- Also known as: Franco Bozac
- Born: 3 November 1974 (age 50)
- Origin: Pula, Croatia
- Genres: Classical
- Occupation(s): Performer, Educator
- Instrument(s): Bayan, Classical accordion

= Franko Božac =

Franko Božac (born 3 November 1974 in Croatia) is a classical accordion performer.

==Biography==

Božac’s has performed in theatres in several countries, including the Queen Elizabeth Hall (London), Liverpool Philharmonic Hall, Cornerstone – Hope at Everton, Cosmo Rodelwald Concert Hall, Duke’s Hall, Oxford Playhouse, Nottingham Playhouse, City University London, and Henry Wood Hall. Recently, he has performed The Rage of Jaques Brell with Antony Cable and Stuart Barr at The New End Theatre in London. He has also performed at festivals such as the Cornerstone Festival in Liverpool, London Virtuoso Festival, International Music Forums, Bloomsbury Festival, Histria Festival, Zetra Festival.

He has premiered numerous concertos for the button accordion. The most recent was The Hall of Horcum (Concerto for accordion and orchestra, which was written and dedicated to him) by British composer James Williamson. The premiere was held at the Duke's Hall of The Royal Academy of Music in London, and he was accompanied by the Royal Academy of Music Symphony Orchestra, conducted by renowned conductor Patrick Bailey. Another important accordion premiere was the performance of the Introduction, Choral and Final for accordion and orchestra, (which is also dedicated to him), composed by the Russian composer Alexander A. Attarov. Other premieres include: Paraphrase for accordion and strings orchestra composed by Branko Okmaca, Aproksimato no. 2 and Zujalica composed by Bashkim Shehu (scored for bayan and symphony orchestra). With 10/10 Ensemble (Chamber Orchestra – part of the Royal Liverpool Philharmonic Orchestra), he recorded for BBC Radio 3 the works of contemporary British composer Gary Carpenter. Besides this, he has recorded a project for BBC Scotland, the St Kilda Opera Hiort, which was conducted simultaneously in Britain, France, Belgium, Austria and Germany. The work is scored for five instruments, three choirs and soloists.

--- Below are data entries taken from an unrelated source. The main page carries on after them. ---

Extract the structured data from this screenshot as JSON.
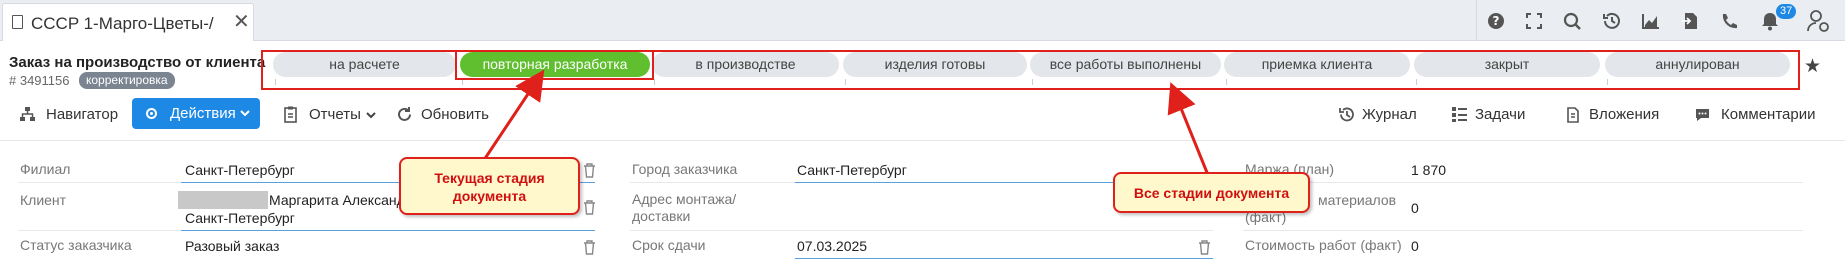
{
  "tab": {
    "title": "CCCP 1-Марго-Цветы-/",
    "close": "✕"
  },
  "notifications": {
    "count": "37"
  },
  "document": {
    "title": "Заказ на производство от клиента",
    "number": "# 3491156",
    "tag": "корректировка"
  },
  "stages": [
    {
      "label": "на расчете",
      "current": false
    },
    {
      "label": "повторная разработка",
      "current": true
    },
    {
      "label": "в производстве",
      "current": false
    },
    {
      "label": "изделия готовы",
      "current": false
    },
    {
      "label": "все работы выполнены",
      "current": false
    },
    {
      "label": "приемка клиента",
      "current": false
    },
    {
      "label": "закрыт",
      "current": false
    },
    {
      "label": "аннулирован",
      "current": false
    }
  ],
  "toolbar": {
    "navigator": "Навигатор",
    "actions": "Действия",
    "reports": "Отчеты",
    "refresh": "Обновить",
    "journal": "Журнал",
    "tasks": "Задачи",
    "attachments": "Вложения",
    "comments": "Комментарии"
  },
  "form": {
    "branch": {
      "label": "Филиал",
      "value": "Санкт-Петербург"
    },
    "client": {
      "label": "Клиент",
      "value_line1": "Маргарита Александ",
      "value_line2": "Санкт-Петербург"
    },
    "client_status": {
      "label": "Статус заказчика",
      "value": "Разовый заказ"
    },
    "customer_city": {
      "label": "Город заказчика",
      "value": "Санкт-Петербург"
    },
    "install_address": {
      "label_line1": "Адрес монтажа/",
      "label_line2": "доставки",
      "value": ""
    },
    "deadline": {
      "label": "Срок сдачи",
      "value": "07.03.2025"
    },
    "margin": {
      "label": "Маржа (план)",
      "value": "1 870"
    },
    "materials": {
      "label": "материалов",
      "label2": "(факт)",
      "value": "0"
    },
    "works_cost": {
      "label": "Стоимость работ (факт)",
      "value": "0"
    }
  },
  "callouts": {
    "current_stage_line1": "Текущая стадия",
    "current_stage_line2": "документа",
    "all_stages": "Все стадии документа"
  },
  "colors": {
    "accent": "#1e88e5",
    "current_stage": "#5fbf2f",
    "annotation": "#e0201a",
    "callout_bg": "#fff8cc"
  }
}
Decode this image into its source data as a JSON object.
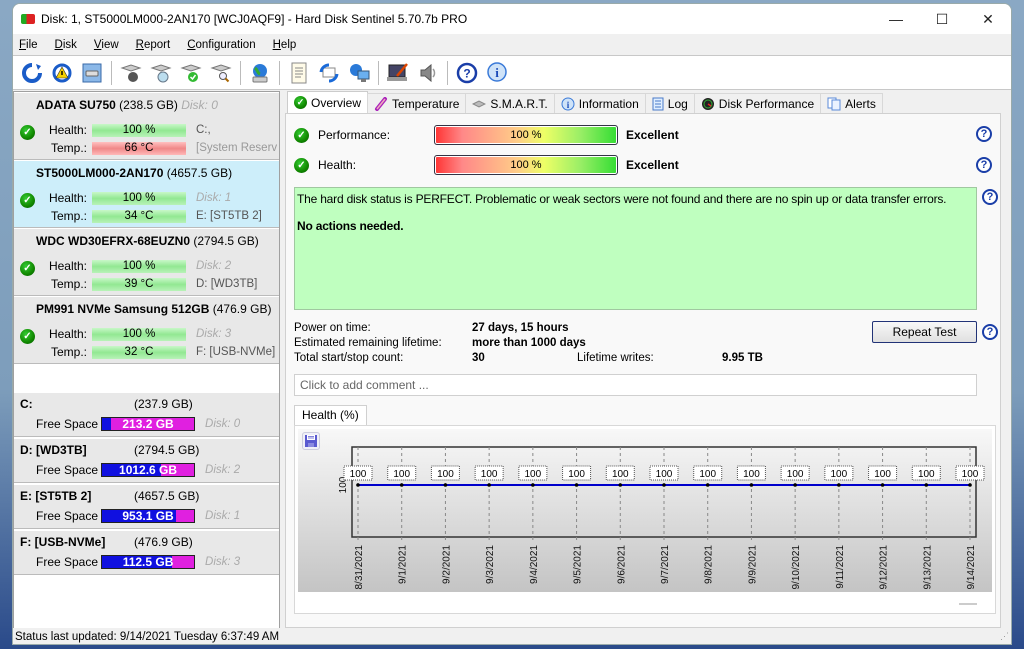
{
  "window": {
    "title": "Disk: 1, ST5000LM000-2AN170 [WCJ0AQF9]  -  Hard Disk Sentinel 5.70.7b PRO",
    "controls": {
      "minimize": "—",
      "maximize": "☐",
      "close": "✕"
    }
  },
  "menu": [
    "File",
    "Disk",
    "View",
    "Report",
    "Configuration",
    "Help"
  ],
  "toolbar": {
    "icons": [
      "refresh-icon",
      "alert-refresh-icon",
      "disk-icon",
      "disk-surface-test-icon",
      "disk-short-test-icon",
      "disk-ok-test-icon",
      "disk-search-icon",
      "network-disk-icon",
      "report-icon",
      "send-report-icon",
      "network-icon",
      "settings-icon",
      "sound-icon",
      "help-icon",
      "info-icon"
    ]
  },
  "disks": [
    {
      "name": "ADATA SU750",
      "size": "(238.5 GB)",
      "disk_label": "Disk: 0",
      "health_label": "Health:",
      "health": "100 %",
      "health_pct": 100,
      "temp_label": "Temp.:",
      "temp": "66 °C",
      "temp_status": "hot",
      "aux1": "C:,",
      "aux2": "[System Reserv",
      "selected": false
    },
    {
      "name": "ST5000LM000-2AN170",
      "size": "(4657.5 GB)",
      "disk_label": "",
      "health_label": "Health:",
      "health": "100 %",
      "health_pct": 100,
      "temp_label": "Temp.:",
      "temp": "34 °C",
      "temp_status": "ok",
      "aux1": "Disk: 1",
      "aux2": "E: [ST5TB 2]",
      "selected": true
    },
    {
      "name": "WDC WD30EFRX-68EUZN0",
      "size": "(2794.5 GB)",
      "disk_label": "",
      "health_label": "Health:",
      "health": "100 %",
      "health_pct": 100,
      "temp_label": "Temp.:",
      "temp": "39 °C",
      "temp_status": "ok",
      "aux1": "Disk: 2",
      "aux2": "D: [WD3TB]",
      "selected": false
    },
    {
      "name": "PM991 NVMe Samsung 512GB",
      "size": "(476.9 GB)",
      "disk_label": "",
      "health_label": "Health:",
      "health": "100 %",
      "health_pct": 100,
      "temp_label": "Temp.:",
      "temp": "32 °C",
      "temp_status": "ok",
      "aux1": "Disk: 3",
      "aux2": "F: [USB-NVMe]",
      "selected": false
    }
  ],
  "volumes": [
    {
      "name": "C:",
      "size": "(237.9 GB)",
      "free_label": "Free Space",
      "free": "213.2 GB",
      "used_fraction": 0.1,
      "disk": "Disk: 0"
    },
    {
      "name": "D: [WD3TB]",
      "size": "(2794.5 GB)",
      "free_label": "Free Space",
      "free": "1012.6 GB",
      "used_fraction": 0.64,
      "disk": "Disk: 2"
    },
    {
      "name": "E: [ST5TB 2]",
      "size": "(4657.5 GB)",
      "free_label": "Free Space",
      "free": "953.1 GB",
      "used_fraction": 0.8,
      "disk": "Disk: 1"
    },
    {
      "name": "F: [USB-NVMe]",
      "size": "(476.9 GB)",
      "free_label": "Free Space",
      "free": "112.5 GB",
      "used_fraction": 0.76,
      "disk": "Disk: 3"
    }
  ],
  "status_bar": "Status last updated: 9/14/2021 Tuesday 6:37:49 AM",
  "tabs": [
    {
      "label": "Overview",
      "icon": "check-icon",
      "active": true
    },
    {
      "label": "Temperature",
      "icon": "thermometer-icon",
      "active": false
    },
    {
      "label": "S.M.A.R.T.",
      "icon": "smart-icon",
      "active": false
    },
    {
      "label": "Information",
      "icon": "info-icon",
      "active": false
    },
    {
      "label": "Log",
      "icon": "log-icon",
      "active": false
    },
    {
      "label": "Disk Performance",
      "icon": "gauge-icon",
      "active": false
    },
    {
      "label": "Alerts",
      "icon": "alerts-icon",
      "active": false
    }
  ],
  "overview": {
    "performance": {
      "label": "Performance:",
      "value": "100 %",
      "pct": 100,
      "rating": "Excellent"
    },
    "health": {
      "label": "Health:",
      "value": "100 %",
      "pct": 100,
      "rating": "Excellent"
    },
    "status_text": "The hard disk status is PERFECT. Problematic or weak sectors were not found and there are no spin up or data transfer errors.",
    "action_text": "No actions needed.",
    "power_on_label": "Power on time:",
    "power_on_value": "27 days, 15 hours",
    "lifetime_label": "Estimated remaining lifetime:",
    "lifetime_value": "more than 1000 days",
    "startstop_label": "Total start/stop count:",
    "startstop_value": "30",
    "writes_label": "Lifetime writes:",
    "writes_value": "9.95 TB",
    "repeat_button": "Repeat Test",
    "comment_placeholder": "Click to add comment ...",
    "chart_tab": "Health (%)"
  },
  "chart_data": {
    "type": "line",
    "title": "Health (%)",
    "xlabel": "",
    "ylabel": "",
    "x": [
      "8/31/2021",
      "9/1/2021",
      "9/2/2021",
      "9/3/2021",
      "9/4/2021",
      "9/5/2021",
      "9/6/2021",
      "9/7/2021",
      "9/8/2021",
      "9/9/2021",
      "9/10/2021",
      "9/11/2021",
      "9/12/2021",
      "9/13/2021",
      "9/14/2021"
    ],
    "series": [
      {
        "name": "Health",
        "values": [
          100,
          100,
          100,
          100,
          100,
          100,
          100,
          100,
          100,
          100,
          100,
          100,
          100,
          100,
          100
        ],
        "color": "#0000cc"
      }
    ],
    "y_ticks": [
      "100"
    ],
    "data_labels": true,
    "grid": true
  }
}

Božac has also collaborated with The London Sinfonietta (under the direction of composer and conductor, George Benjamin), Royal Liverpool Philharmonic Orchestra, University of Manchester Symphony Orchestra, Croatian Chamber Philharmonic Orchestra, University “Juraj Dobrila” Symphonic Orchestra and Royal College of Music Symphony Orchestra.

Božac graduated from the University of Pula, Croatia and was the first accordion graduate at the time in his native land (Croatia). He later graduated with a Master's degree from Ino Mirkovich Music Academy under licence of Moscow State Conservatory P.I. Tchaikovsky in Lovran, under the tuition of Prof. Volodimir Balyk, followed by a postgraduate diploma from the Royal Academy of Music- London, in the class of Prof Owen Murray. He is currently an accordion professor at the University of Pula. His students have until now won over 80 prizes in national and international competitions, including: The Trophée Mondial de l’Accordéon, Coupe Mondiale, state and country competitions.

He is a member of the Croatian society of musical artists, the Croatian Music Union and The Croatian Accordion Society. He has conduct masterclasses and seminars in Croatia and the neighbouring countries. In 2009, the Education Ministry of Croatia awarded Božac a medal for outstanding musical achievements.